This article contains references to domestic abuse and may be triggering for some readers. If you or someone you know is affected by domestic violence, please call 1800 RESPECT (1800 737 732).
On May 30, 2003, at a motocross event in Karratha WA, Annette Murcott was humiliatingly arrested in front of a crowd of people for the alleged murder of her abusive boyfriend of five years.
But being put in handcuffs for a crime she didn't commit is not the most significant thing she remembers from that day.
It's her then eight-year-old son's devastated face that's forever etched in her memories.
"They wouldn't let me say goodbye to him. It felt like the ground had opened up and I was falling down a great big hole," she told Mamamia, while talking about her newly released memoir I'm Not Afraid of You.
Annette's story is harrowing, and that book title is not just a reflection of her horrific treatment by police. It's also a big fat middle finger to cancer, a diagnosis she received 16 months after arriving in prison.
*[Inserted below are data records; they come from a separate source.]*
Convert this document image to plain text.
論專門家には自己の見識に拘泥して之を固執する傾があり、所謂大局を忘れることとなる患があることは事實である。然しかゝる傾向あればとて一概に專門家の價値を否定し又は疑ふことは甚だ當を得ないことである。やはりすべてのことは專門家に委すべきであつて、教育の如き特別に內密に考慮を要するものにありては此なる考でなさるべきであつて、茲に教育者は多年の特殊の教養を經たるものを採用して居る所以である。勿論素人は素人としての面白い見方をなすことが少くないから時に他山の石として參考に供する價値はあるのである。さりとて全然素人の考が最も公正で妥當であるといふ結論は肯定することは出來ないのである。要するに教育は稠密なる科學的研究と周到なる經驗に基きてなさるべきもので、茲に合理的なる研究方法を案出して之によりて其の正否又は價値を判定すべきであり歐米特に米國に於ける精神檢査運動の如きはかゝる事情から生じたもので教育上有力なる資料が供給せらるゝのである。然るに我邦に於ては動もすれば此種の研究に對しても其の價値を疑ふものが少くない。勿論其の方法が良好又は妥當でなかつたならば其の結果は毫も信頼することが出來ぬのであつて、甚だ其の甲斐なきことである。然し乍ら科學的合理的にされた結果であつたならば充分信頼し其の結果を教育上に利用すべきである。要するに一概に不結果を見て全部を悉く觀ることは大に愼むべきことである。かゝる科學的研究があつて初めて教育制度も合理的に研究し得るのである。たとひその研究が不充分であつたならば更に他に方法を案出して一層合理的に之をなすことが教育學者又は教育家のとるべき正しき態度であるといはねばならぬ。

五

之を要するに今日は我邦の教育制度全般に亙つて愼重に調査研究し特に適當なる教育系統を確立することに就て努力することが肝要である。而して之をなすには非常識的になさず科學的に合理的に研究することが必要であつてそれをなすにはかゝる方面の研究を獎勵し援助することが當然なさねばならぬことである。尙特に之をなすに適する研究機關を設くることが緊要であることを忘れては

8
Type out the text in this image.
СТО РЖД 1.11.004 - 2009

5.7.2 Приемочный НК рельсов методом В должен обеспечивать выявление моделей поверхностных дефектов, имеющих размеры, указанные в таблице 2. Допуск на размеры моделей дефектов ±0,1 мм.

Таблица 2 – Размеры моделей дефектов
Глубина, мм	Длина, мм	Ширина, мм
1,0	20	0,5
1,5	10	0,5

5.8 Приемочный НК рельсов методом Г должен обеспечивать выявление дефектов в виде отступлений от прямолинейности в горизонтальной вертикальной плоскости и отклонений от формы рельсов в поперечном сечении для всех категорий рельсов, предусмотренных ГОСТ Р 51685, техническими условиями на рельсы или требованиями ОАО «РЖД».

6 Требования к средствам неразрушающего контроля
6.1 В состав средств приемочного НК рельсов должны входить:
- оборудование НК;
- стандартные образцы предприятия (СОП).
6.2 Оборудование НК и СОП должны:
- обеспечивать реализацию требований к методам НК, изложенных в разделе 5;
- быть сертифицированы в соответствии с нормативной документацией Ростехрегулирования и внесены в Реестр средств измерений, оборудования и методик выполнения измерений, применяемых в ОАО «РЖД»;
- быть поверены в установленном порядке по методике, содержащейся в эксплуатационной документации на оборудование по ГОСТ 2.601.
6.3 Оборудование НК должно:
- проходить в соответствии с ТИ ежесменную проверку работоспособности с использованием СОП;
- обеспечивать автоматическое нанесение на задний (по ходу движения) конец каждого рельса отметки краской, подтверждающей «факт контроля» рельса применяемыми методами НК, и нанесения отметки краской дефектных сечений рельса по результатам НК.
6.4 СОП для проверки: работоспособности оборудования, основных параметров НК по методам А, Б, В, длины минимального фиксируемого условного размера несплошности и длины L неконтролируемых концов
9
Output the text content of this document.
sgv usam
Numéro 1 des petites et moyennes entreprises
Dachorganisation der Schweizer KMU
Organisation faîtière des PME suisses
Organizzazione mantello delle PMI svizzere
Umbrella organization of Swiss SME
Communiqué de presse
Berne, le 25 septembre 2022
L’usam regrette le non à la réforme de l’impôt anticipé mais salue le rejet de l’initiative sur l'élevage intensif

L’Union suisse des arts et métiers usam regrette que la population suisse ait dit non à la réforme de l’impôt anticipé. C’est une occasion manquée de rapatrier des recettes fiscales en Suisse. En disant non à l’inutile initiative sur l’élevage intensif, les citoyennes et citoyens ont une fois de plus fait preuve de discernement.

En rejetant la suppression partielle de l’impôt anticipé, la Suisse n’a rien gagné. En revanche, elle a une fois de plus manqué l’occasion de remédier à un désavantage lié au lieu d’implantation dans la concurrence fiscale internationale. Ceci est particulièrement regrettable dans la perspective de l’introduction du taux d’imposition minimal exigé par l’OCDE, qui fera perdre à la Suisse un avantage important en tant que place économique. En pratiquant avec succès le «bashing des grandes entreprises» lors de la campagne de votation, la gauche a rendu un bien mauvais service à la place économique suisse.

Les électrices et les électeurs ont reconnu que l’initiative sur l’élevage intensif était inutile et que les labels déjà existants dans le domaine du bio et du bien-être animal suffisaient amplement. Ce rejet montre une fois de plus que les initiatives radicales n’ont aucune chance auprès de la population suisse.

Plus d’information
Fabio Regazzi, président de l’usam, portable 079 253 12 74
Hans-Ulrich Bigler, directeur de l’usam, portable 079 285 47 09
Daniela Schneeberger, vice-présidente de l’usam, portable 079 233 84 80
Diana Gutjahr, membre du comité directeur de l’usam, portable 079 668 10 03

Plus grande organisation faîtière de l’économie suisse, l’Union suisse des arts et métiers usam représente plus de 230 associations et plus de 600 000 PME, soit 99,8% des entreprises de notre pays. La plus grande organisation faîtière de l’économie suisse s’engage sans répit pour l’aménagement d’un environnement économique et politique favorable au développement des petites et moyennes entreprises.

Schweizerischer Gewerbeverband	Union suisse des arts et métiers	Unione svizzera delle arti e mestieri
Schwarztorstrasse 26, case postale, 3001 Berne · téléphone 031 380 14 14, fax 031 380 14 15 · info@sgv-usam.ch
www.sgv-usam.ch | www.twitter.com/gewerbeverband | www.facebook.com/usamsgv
WATCH: Women and violence, the hidden numbers. Post continues after video.
Annette met Bevan when she was 26.
He was good-looking, funny, 11 years her senior, and most importantly he got along with her young son. But it didn't take long for him to start using his fists, and pretty soon Annette found herself living a nightmare - with the domestic violence only escalating as time went on.
He'd drag her by her hair out of pubs, strangle her, choke her, and cut the phone lines so she couldn't escape while he'd try and suffocate her with a pillow. Sometimes he'd try and drown her, or punch her in the face in public or bite literal chunks out of her skin. He didn't care who saw him, because every time Annette did involve the police, nothing happened.